Pour caractériser encore à un autre égard l’importance du problème, je ferai la remarque suivante : si l’on confère à quelque notion des attributs qui se contredisent, je dirai que, au point de vue mathématique, cette notion n’existe pas. Par exemple, en Mathématiques, il n’existe aucun nombre réel dont le carré soit égal à −1. Si l’on peut, au contraire, démontrer que les attributs conférés à une notion ne peuvent jamais, par l’application d’un nombre fini de déductions logiques, conduire à une contradiction, je dirai que l’on a ainsi démontré l’existence mathématique de la notion en question, par exemple l’existence d’un nombre ou d’une fonction remplissant certaines conditions. Dans le cas actuel où il s’agit des axiomes relatifs aux nombres réels de l’Arithmétique, la démonstration de la non-contradiction des axiomes de l’Arithmétique serait en même temps la démonstration de l’existence mathématique de l’ensemble de tous les nombres réels, c’est-à-dire du continu.

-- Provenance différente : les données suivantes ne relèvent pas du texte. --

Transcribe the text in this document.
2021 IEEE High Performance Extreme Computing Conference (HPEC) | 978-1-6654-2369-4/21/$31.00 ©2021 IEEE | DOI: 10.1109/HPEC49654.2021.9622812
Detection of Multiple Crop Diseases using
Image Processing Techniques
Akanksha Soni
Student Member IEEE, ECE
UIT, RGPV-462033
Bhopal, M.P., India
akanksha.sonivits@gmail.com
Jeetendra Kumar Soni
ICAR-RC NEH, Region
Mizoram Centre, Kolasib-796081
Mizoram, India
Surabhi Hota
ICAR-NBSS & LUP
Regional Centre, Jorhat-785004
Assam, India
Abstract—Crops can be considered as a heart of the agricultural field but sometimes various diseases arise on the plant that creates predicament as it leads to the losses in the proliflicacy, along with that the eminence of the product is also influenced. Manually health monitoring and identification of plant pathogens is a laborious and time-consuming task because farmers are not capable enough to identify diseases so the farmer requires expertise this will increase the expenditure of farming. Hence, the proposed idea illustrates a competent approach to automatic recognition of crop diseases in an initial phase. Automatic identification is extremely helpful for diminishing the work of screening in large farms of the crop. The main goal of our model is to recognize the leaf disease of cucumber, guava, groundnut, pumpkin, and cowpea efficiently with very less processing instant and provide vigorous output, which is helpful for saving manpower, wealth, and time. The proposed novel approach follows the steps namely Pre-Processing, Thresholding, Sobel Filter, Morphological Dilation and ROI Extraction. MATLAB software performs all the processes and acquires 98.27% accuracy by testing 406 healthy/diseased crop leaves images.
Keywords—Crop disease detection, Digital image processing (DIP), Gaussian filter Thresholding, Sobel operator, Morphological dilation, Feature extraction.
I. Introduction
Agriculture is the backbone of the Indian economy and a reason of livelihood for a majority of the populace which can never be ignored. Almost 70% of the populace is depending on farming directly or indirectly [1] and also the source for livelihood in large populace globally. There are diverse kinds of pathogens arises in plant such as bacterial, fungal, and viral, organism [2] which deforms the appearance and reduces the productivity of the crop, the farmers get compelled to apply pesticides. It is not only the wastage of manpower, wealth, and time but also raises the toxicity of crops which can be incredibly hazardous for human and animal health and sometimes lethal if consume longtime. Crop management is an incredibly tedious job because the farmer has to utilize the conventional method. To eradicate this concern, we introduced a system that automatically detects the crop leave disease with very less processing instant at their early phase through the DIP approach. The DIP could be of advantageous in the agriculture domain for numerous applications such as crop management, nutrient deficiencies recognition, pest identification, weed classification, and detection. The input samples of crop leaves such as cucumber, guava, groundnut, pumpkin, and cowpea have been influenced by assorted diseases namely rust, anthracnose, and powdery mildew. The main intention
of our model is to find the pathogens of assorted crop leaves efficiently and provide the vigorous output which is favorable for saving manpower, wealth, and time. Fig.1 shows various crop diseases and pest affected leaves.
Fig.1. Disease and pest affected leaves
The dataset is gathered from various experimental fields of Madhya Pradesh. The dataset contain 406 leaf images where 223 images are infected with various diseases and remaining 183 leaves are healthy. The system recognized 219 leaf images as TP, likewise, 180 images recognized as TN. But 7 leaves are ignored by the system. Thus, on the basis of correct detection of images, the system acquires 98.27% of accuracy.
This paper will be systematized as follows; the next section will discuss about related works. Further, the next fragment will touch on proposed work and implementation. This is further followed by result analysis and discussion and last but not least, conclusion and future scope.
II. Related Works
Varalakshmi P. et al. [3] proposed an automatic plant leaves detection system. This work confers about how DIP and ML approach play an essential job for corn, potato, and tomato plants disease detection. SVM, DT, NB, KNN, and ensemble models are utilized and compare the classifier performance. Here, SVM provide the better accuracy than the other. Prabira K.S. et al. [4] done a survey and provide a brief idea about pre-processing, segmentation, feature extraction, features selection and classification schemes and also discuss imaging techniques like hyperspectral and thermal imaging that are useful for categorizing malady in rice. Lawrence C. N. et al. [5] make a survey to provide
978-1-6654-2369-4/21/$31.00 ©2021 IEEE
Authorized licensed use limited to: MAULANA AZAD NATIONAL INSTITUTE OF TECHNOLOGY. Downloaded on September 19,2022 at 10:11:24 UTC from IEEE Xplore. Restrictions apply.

De la sorte, si l’on obtenait une démonstration complète de la non-contradiction des axiomes, les objections qui ont été soulevées de temps à autre contre l’existence de la conception des nombres réels n’auraient aucune raison d’être. À vrai dire, l’ensemble de tous les nombres réels, c’est-à-dire le continu, envisagé comme nous le faisons ici, n’est pas, à proprement parler, la totalité de tous les développements possibles en fractions décimales ou

  1. Comparer une Note inédite écrite par M. Hilbert pour la traduction de sa Festschrift : Grundlagen der Geometrie (Annales de l’École Normale supérieure, 3e série, t. XVII, p. 123 ; 1900). (L. L.)